Hilarious hijinks and hoofball? The real story of Wimbledon's Crazy Gang

Think you know everything about the original Wimbledon's rise to the top? Think again. Basset, Noades, Sanchez and Fairweather tell FFT the inside story...

It’s funny how things work out.

AFC Wimbledon's underdog tale bears all the hallmarks of a unique, triumph-over-adversity potboiler, with a victorious march through the non-league divisions taking them to within swinging distance of the club owners who took away their team in the first place. At first, playing MK Dons was a dream; the reality was all about survival. Now they've managed both, it's onto bigger things – promotion to the third tier is the long-term aim, but first, this weekend's FA Cup repeat of the 1988 Final in which the Dons conquered Liverpool against all odds.

But the truth is, this story isn’t unique at all. In fact, it happened to the very same outfit over 30 years ago: the original Wimbledon achieved a near-identical feat when they 
were elected to the Football League in 1977.

AFC will have to go some to match the achievements of Wimbledon Mk1. Within nine years of earning election to the Football League, they had charged all the way up to the top flight.

If their arrival in the old First Division was seen as something of a shock, victories against the likes of Liverpool, Tottenham, Manchester United and Aston Villa, culminating in a sixth-place finish – a position worthy of a place in Europe today – and subsequently an FA Cup victory, was the stuff of pure fantasy.

“We were a fairy tale, but our fairy tale was supposed to end with us going straight back down,” says legendary Dons manager Dave ‘Harry’ Bassett. “That didn’t happen and nobody liked the fact that little Wimbledon came up and managed to stay up. By the end 
of that first season in the top flight, we were like a wasp in the room to the division’s other teams.”

“Our floodlights were crap”

The early blueprints for Wimbledon’s successes were drawn up by former chairman Ron Noades, who would later own Crystal Palace and secure Wimbledon's controversial groundsharing move there when they left Plough Lane in 1991.

Already an amateur team of some repute since forming in 1889, the Dons turned semi-pro in 1964/65 on entering the old Southern League (at non-league’s highest regional tier). They became the first non-league team that century to beat a top-flight club in the FA Cup, when Burnley were dispatched at Turf Moor in the 1974/75 season.

In the next round they drew with champions Leeds at Elland Road before losing the replay. That season, they won the Southern League, retaining it in 1976 and again in 1977. The Dons were banging at the door of the Football League.

Noades later managed Brentford on a full-time basis

However, in the years before automatic promotion, getting elected to the old boys' club wasn’t easy. Wimbledon had to prove they were capable hosts for pro football – which is where Noades’ entrepreneurial skill came in.

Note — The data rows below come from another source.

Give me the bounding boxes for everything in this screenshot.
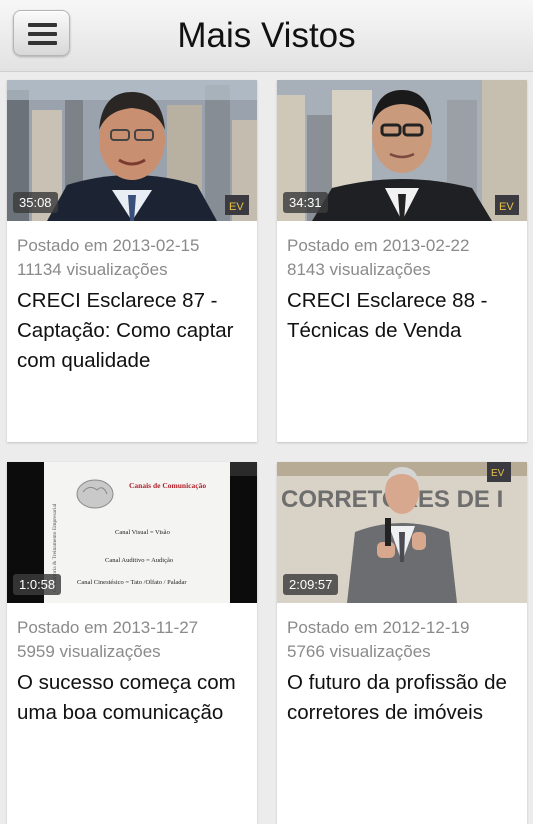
slide-line: Canal Cinestésico = Tato /Olfato / Palad… [77, 579, 187, 586]
page-title: Mais Vistos [177, 16, 356, 55]
video-title[interactable]: O futuro da profissão de corretores de i… [287, 668, 517, 728]
video-posted-date: Postado em 2012-12-19 [287, 618, 470, 637]
svg-text:EV: EV [229, 201, 244, 213]
svg-text:EV: EV [491, 468, 505, 479]
app-header: Mais Vistos [0, 0, 533, 72]
slide-line: Canal Auditivo = Audição [105, 557, 173, 564]
video-title[interactable]: O sucesso começa com uma boa comunicação [17, 668, 247, 728]
video-view-count: 5959 visualizações [17, 642, 161, 661]
video-thumbnail[interactable]: CORRETORES DE I EV 2:09:57 [277, 462, 527, 603]
video-duration: 2:09:57 [283, 574, 339, 595]
video-duration: 34:31 [283, 192, 328, 213]
video-duration: 1:0:58 [13, 574, 62, 595]
video-title[interactable]: CRECI Esclarece 87 - Captação: Como capt… [17, 286, 247, 376]
video-posted-date: Postado em 2013-02-22 [287, 236, 470, 255]
video-view-count: 11134 visualizações [17, 260, 168, 279]
svg-text:EV: EV [499, 201, 514, 213]
hamburger-menu-icon-bar [28, 32, 57, 36]
video-view-count: 5766 visualizações [287, 642, 431, 661]
slide-line: Canal Visual = Visão [115, 529, 170, 536]
video-view-count: 8143 visualizações [287, 260, 431, 279]
video-card[interactable]: CORRETORES DE I EV 2:09:57 Postado em 20… [277, 462, 527, 824]
video-thumbnail[interactable]: Canais de Comunicação Canal Visual = Vis… [7, 462, 257, 603]
video-duration: 35:08 [13, 192, 58, 213]
video-card[interactable]: Canais de Comunicação Canal Visual = Vis… [7, 462, 257, 824]
video-posted-date: Postado em 2013-11-27 [17, 618, 199, 637]
video-thumbnail[interactable]: EV 34:31 [277, 80, 527, 221]
video-posted-date: Postado em 2013-02-15 [17, 236, 200, 255]
hamburger-menu-icon-bar [28, 41, 57, 45]
video-thumbnail[interactable]: EV 35:08 [7, 80, 257, 221]
menu-button[interactable] [13, 10, 70, 56]
hamburger-menu-icon [28, 23, 57, 27]
slide-heading: Canais de Comunicação [129, 481, 206, 490]
video-card[interactable]: EV 35:08 Postado em 2013-02-15 11134 vis… [7, 80, 257, 442]
video-card[interactable]: EV 34:31 Postado em 2013-02-22 8143 visu… [277, 80, 527, 442]
video-title[interactable]: CRECI Esclarece 88 - Técnicas de Venda [287, 286, 517, 346]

“Our floodlights were crap,” he explains. “When we produced a brochure to assist our promotion campaign I put a picture of an evening game in there with the lights on. Underneath I wrote, ‘An evening game at Plough Lane showing the quality of the floodlights’. Everybody read it as meaning they were fantastic when they were awful. There was a lot of kidology involved.”

It worked: Wimbledon were elected and the Crazy Gang was born, though they were soon to experience the first hiccups that arrive with the first flushes of professionalism.

Defender Dave Donaldson, for example, had signed from Walton & Hersham and was on £14 a week; he’d previously supplemented his income with a well-paid job at British Airways. To keep him happy initially, the club – and BA – created a timetable which allowed him to fulfil both roles.

Donaldson (right) juggled a job for British Airways with his Wimbledon career

By the time the Dons were preparing to play in the Fourth Division in 1977, everyone in the team was on a full-time contract – everyone, that is, apart from Donaldson. At 36, and with little else to fall back on, he was reluctant to abandon his post-football career. The club kept him on, however, and Donaldson maintained an air of professionalism: if he was ever stuck in London and looking unlikely to make an evening kick-off in some faraway corner of the north, he’d hop on a plane to get there.

But even as they played their first games in Division Four, Noades realised the club would be unable to compete in the transfer market – so he set up a youth development programme. “We didn’t have a lot of money,” he says. “A lot of our team that did so well in the First Division came from our youth system,” says Bassett. “We had an academy before they became fashionable.”